Es evidente que hay riesgos. El control del aparato policíaco y de los eslabones judiciales que conforman la cadena de persecución política, sumado a la organización de grupos de choque o, mejor dicho, de pandillas oficiales con licencia para agredir y logística asegurada para su desplazamiento, podría generar condiciones permanentes de violencia e intimidación destinadas a resolver, por la fuerza, una correlación adversa. En ese caso, habrá que ver cuánto dura la vocación pacífica que hasta ahora ha mostrado el bloque opositor en sus movilizaciones.
En el clima de “guerra interna” que vive el país, las facciones se repliegan, reactivan y fortalecen en función de la polémica que genera la agenda. Parecería que se trata de escaramuzas continuas de una confrontación que varía en intensidades, pero que de todas maneras se ha transformado en el principal factor de incertidumbre y, por lo tanto, en un freno para la buena marcha de la economía.
La temida “guerra civil” no es un asunto por completo ajeno a lo que vive el país en este momento, precisamente porque el debilitamiento –casi una anemia– de la institucionalidad democrática ha dejado muy pocos márgenes para que el diálogo pueda ser el instrumento que permita avanzar en la solución pacífica de visiones contrapuestas.
Para el populismo, como se hace evidente en países como Venezuela y Nicaragua, la única posibilidad de sobrevivencia es la abolición de la democracia. Maduro o la tragicómica pareja Ortega, que se deshace de los adversarios para construir su imperio de corrupción y terror, son símbolos de decadencia política y referentes alarmantes del rumbo que puedan tomar gobiernos de línea parecida.
Por eso es tan importante lo que ocurra con el bloque democrático que se ha formado y eventualmente fortalecido en Bolivia. Lograr el retroceso del gobierno en la aplicación de una medida no consensuada y sospechosa por sus alcances políticos es un paso importante, como lo es el haber rebatido de manera contundente y activa la teoría delirante de un “golpe” que agoniza.
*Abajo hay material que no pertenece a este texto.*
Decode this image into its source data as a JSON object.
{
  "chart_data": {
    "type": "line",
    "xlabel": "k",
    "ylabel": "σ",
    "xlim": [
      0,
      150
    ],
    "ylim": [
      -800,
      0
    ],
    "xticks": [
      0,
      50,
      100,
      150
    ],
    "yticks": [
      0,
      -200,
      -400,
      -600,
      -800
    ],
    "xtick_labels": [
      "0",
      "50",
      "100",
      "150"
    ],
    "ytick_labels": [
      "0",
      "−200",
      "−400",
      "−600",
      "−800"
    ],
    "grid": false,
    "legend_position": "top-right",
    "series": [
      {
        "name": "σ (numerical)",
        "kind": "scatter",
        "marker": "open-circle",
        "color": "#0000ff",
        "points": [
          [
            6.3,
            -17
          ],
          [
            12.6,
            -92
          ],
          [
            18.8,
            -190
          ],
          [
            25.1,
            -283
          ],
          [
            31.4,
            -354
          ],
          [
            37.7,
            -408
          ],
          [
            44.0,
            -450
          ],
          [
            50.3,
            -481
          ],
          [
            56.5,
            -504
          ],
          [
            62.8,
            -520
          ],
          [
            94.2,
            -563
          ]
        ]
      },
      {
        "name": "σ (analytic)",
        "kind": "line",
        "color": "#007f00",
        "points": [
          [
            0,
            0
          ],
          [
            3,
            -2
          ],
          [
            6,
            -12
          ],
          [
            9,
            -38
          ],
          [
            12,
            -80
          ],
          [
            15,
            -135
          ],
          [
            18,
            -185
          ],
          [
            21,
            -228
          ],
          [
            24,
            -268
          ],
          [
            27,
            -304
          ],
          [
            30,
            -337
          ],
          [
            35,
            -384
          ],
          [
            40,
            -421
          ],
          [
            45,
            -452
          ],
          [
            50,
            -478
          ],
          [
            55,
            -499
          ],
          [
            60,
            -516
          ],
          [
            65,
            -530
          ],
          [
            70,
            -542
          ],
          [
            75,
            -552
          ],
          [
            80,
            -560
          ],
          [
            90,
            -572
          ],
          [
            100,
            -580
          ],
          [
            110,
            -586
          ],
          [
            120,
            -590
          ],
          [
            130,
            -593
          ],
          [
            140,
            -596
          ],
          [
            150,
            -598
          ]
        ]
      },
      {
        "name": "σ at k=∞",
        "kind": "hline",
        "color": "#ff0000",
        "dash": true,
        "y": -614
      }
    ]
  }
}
Los liderazgos que asumieron el protagonismo en la resistencia a la aprobación de las leyes calificadas como “malditas” deben mostrar mesura e inteligencia en los siguientes pasos, para que los impulsos no prevalezcan sobre decisiones racionales y no se desande en poco tiempo lo caminado.
A los otros líderes de oposición, que desde el silencio o la timidez en sus posiciones, priorizaron el cálculo sobre un rol más activo en la protesta, les corresponde interpretar con mayor claridad el mandato de sus electores. Y al resto de la sociedad, a los empresarios, a las universidades y, en general, a todos los que apuestan por la democracia, les queda también hacerse escuchar y no pensar que, por permanecer en silencio, están fuera del radar del poder.